Are there ways to harvest FB group and subreddit content?


I'm trying to learn more about expat life in Crete, Mallorca, Roatan, ...

Facebook groups like "Expats in Mallorca" are a treasure trove but rather unfriendly to skim through as a human reader. Similar for subreddits.

I was wondering if there's a way to scrape and feed the content into an AI platform which can then summarise it?

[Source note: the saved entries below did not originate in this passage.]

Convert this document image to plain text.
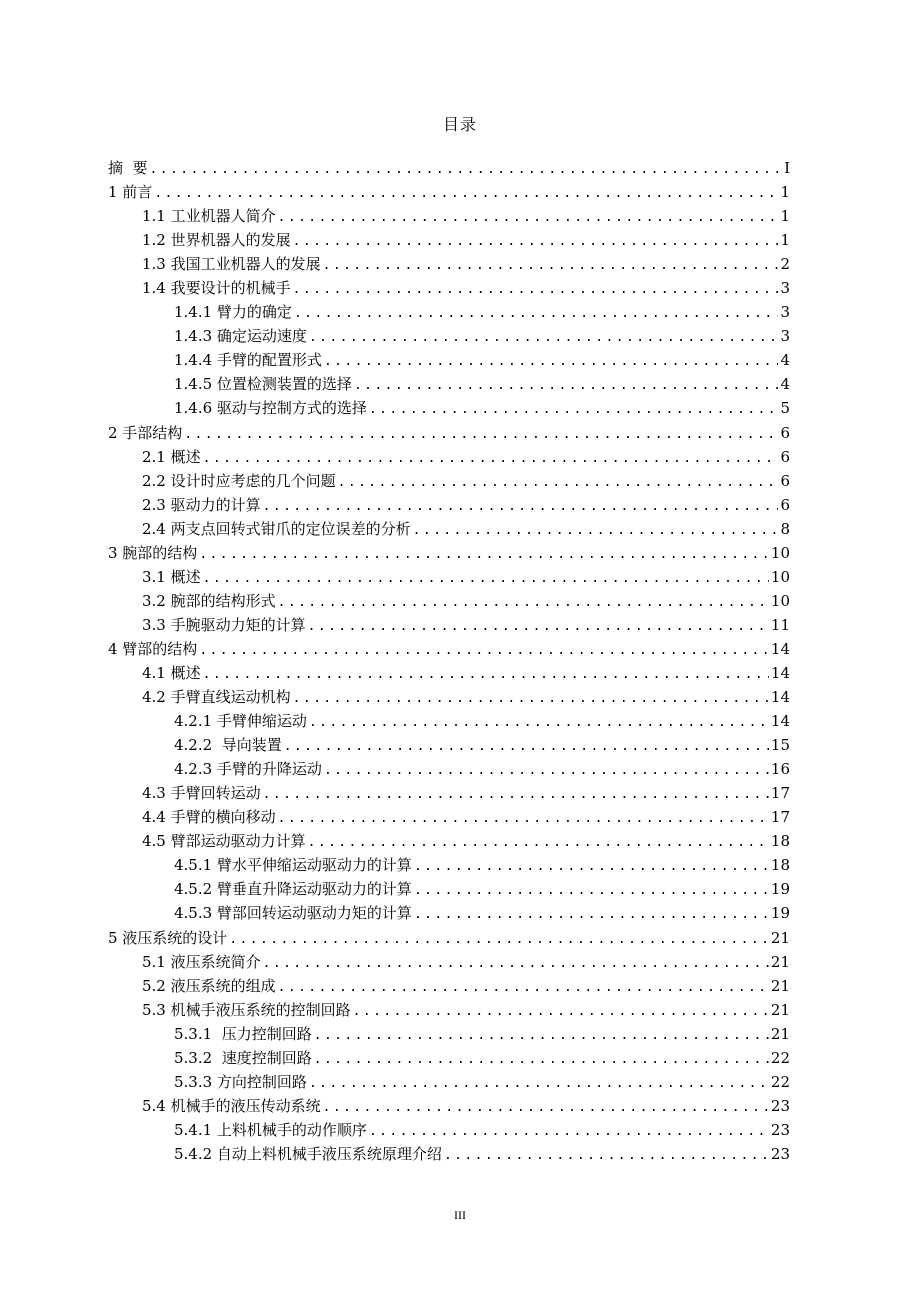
目录
摘  要 .....	I
1 前言 .....	1
1.1 工业机器人简介 .....	1
1.2 世界机器人的发展 .....	1
1.3 我国工业机器人的发展 .....	2
1.4 我要设计的机械手 .....	3
1.4.1 臂力的确定 .....	3
1.4.3 确定运动速度 .....	3
1.4.4 手臂的配置形式 .....	4
1.4.5 位置检测装置的选择 .....	4
1.4.6 驱动与控制方式的选择 .....	5
2 手部结构 .....	6
2.1 概述 .....	6
2.2 设计时应考虑的几个问题 .....	6
2.3 驱动力的计算 .....	6
2.4 两支点回转式钳爪的定位误差的分析 .....	8
3 腕部的结构 .....	10
3.1 概述 .....	10
3.2 腕部的结构形式 .....	10
3.3 手腕驱动力矩的计算 .....	11
4 臂部的结构 .....	14
4.1 概述 .....	14
4.2 手臂直线运动机构 .....	14
4.2.1 手臂伸缩运动 .....	14
4.2.2  导向装置 .....	15
4.2.3 手臂的升降运动 .....	16
4.3 手臂回转运动 .....	17
4.4 手臂的横向移动 .....	17
4.5 臂部运动驱动力计算 .....	18
4.5.1 臂水平伸缩运动驱动力的计算 .....	18
4.5.2 臂垂直升降运动驱动力的计算 .....	19
4.5.3 臂部回转运动驱动力矩的计算 .....	19
5 液压系统的设计 .....	21
5.1 液压系统简介 .....	21
5.2 液压系统的组成 .....	21
5.3 机械手液压系统的控制回路 .....	21
5.3.1  压力控制回路 .....	21
5.3.2  速度控制回路 .....	22
5.3.3 方向控制回路 .....	22
5.4 机械手的液压传动系统 .....	23
5.4.1 上料机械手的动作顺序 .....	23
5.4.2 自动上料机械手液压系统原理介绍 .....	23
III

Next to technical challenge, it's probably also against T&Cs to scrape data from groups so are there any "legal" solutions?


  👤 ailef Accepted Answer ✓
Reddit used to be really easy to scrape. I haven't really had the need to do it after the API changes drama, but the trick of appending `.json` to the URL apparently still works, example:

https://www.reddit.com/r/TheWire/comments/1aqvtoz/every_year...

Not sure if this only works on posts or also entire subreddits.


👤 infinitedata
You are already logged in, therefore you are using your rights as a member to review content. Maybe you can implement good time delays and leverage Scrapy from Python.

👤 toomuchtodo
Write a browser extension to scrape as you browse the group, export should be in a structured format you can train against.

👤 al_borland
Would asking ChatGPT accomplish this, without the extra steps? It has likely already harvested all this data and more.